On March 15, the U.S. Court of Appeals for the Tenth Circuit affirmed the sentence of 15 years, eight months issued by Judge James Payne of the Northern District of Oklahoma. Payne also issued a restitution order of $6.2 million and a forfeiture order that included up to $1.7 million in equity in Gordon’s home and all the funds in his law firm bank accounts.

Gordon, who practiced securities law but is now disbarred, was convicted in May 2010 of violating federal securities laws through his involvement in a "pump-and-dump" scheme, which entails artificially inflating the value of particular stocks then selling them at a substantial profit. Payne sentenced him in October of that year.

The scheme began in 2004, and Gordon was indicted in 2009 on various counts of wire fraud, securities fraud, money laundering, making a material false statement to a federal official and obstruction of official proceedings.

Gordon and several co-conspirators acquired millions of shares of so-called "penny stock" from very small public companies. They created false documents to more easily trade the stocks. They also orchestrated trading among individuals involved in the scheme to make it look as though the stock was actively trading. In addition, they used faxes and emails to promote the stock with misleading and false advertisements. Further, they used bank accounts of numerous individuals and organizations, which they controlled, to launder the money.

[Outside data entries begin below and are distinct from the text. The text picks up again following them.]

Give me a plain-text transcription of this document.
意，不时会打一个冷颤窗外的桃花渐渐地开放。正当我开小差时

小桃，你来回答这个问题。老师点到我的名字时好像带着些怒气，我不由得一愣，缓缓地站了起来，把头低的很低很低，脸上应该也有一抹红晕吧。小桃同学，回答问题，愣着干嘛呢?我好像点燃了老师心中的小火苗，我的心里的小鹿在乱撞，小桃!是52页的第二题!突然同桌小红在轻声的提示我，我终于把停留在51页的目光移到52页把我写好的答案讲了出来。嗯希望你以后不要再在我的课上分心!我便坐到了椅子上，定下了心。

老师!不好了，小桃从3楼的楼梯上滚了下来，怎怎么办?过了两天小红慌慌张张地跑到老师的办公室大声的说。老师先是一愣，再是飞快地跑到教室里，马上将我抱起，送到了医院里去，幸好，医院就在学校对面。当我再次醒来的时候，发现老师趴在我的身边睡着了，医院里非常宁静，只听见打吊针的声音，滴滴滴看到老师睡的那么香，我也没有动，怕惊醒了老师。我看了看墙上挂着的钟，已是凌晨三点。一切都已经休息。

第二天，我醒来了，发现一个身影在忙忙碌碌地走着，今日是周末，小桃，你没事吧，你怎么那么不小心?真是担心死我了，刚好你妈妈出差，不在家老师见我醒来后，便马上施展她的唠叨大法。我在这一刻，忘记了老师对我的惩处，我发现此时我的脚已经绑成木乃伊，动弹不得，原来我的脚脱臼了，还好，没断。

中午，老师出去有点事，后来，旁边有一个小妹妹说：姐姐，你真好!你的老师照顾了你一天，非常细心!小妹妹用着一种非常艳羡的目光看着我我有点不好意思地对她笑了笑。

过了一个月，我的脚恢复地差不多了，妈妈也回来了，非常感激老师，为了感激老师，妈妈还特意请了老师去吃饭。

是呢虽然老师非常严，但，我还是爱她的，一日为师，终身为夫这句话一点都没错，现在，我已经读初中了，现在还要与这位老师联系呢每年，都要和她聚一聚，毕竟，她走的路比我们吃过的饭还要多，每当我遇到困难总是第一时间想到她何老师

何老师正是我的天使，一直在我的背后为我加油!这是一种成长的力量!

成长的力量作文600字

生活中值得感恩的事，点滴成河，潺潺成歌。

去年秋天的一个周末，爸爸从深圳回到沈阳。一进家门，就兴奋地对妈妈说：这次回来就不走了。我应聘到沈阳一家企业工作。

Ultimately, they lied to the U.S. Securities and Exchange Commission about their crimes.

Judge Jerome Holmes wrote the opinion, joined by judges Harris Hartz and Terrence O’Brien.

Holmes first rejected Gordon’s argument that the government’s seizure of his assets deprived him of his Sixth Amendment right to counsel: "Even though Mr. Gordon’s assets may have been incidentally constricted by the government’s conduct, he has not demonstrated that he was denied access to funds to pay for his defense in any substantial sense."

Holmes added, "In light of the district court’s findings regarding Mr. Gordon’s access to considerable financial resources to pay his counsel, we will not engage in speculative ping-pong about the potential for harm to his defense resulting from the government-initiated restraints on his property—even assuming that those restrains were improperly imposed."

Holmes detailed how copious evidence supported the convictions. He rejected Gordon’s claim that the district court erroneously dismissed a juror who told court staff that her views of personalities in the case could be a roadblock for the jury, but never indicated which side she favored.

He also affirmed the government’s use of two witnesses who testified that Gordon advised them to take the Fifth Amendment. Holmes wrote that did not taint Gordon’s own use of his Fifth Amendment right not to testify at his own trial.

Gordon’s lawyer, William Lunn Jr., a Tulsa solo practitioner, said that Gordon is disappointed and that he was denied due process. Lunn said Gordon’s property was seized for more than two years , and he was denied a hearing on his motion to dismiss on the grounds that the government’s forfeiture violated his constitutional rights.

"As a result of the government’s seizure of his assets, he could not pay for anyone to review and analyze the hundreds of thousand of pages of documents relating to his case," Lunn said.

The Justice Department declined to comment, according to spokesman Michael Passman. Claire McCusker Murray of the department’s Criminal Division, Appellate Section, argued for the government.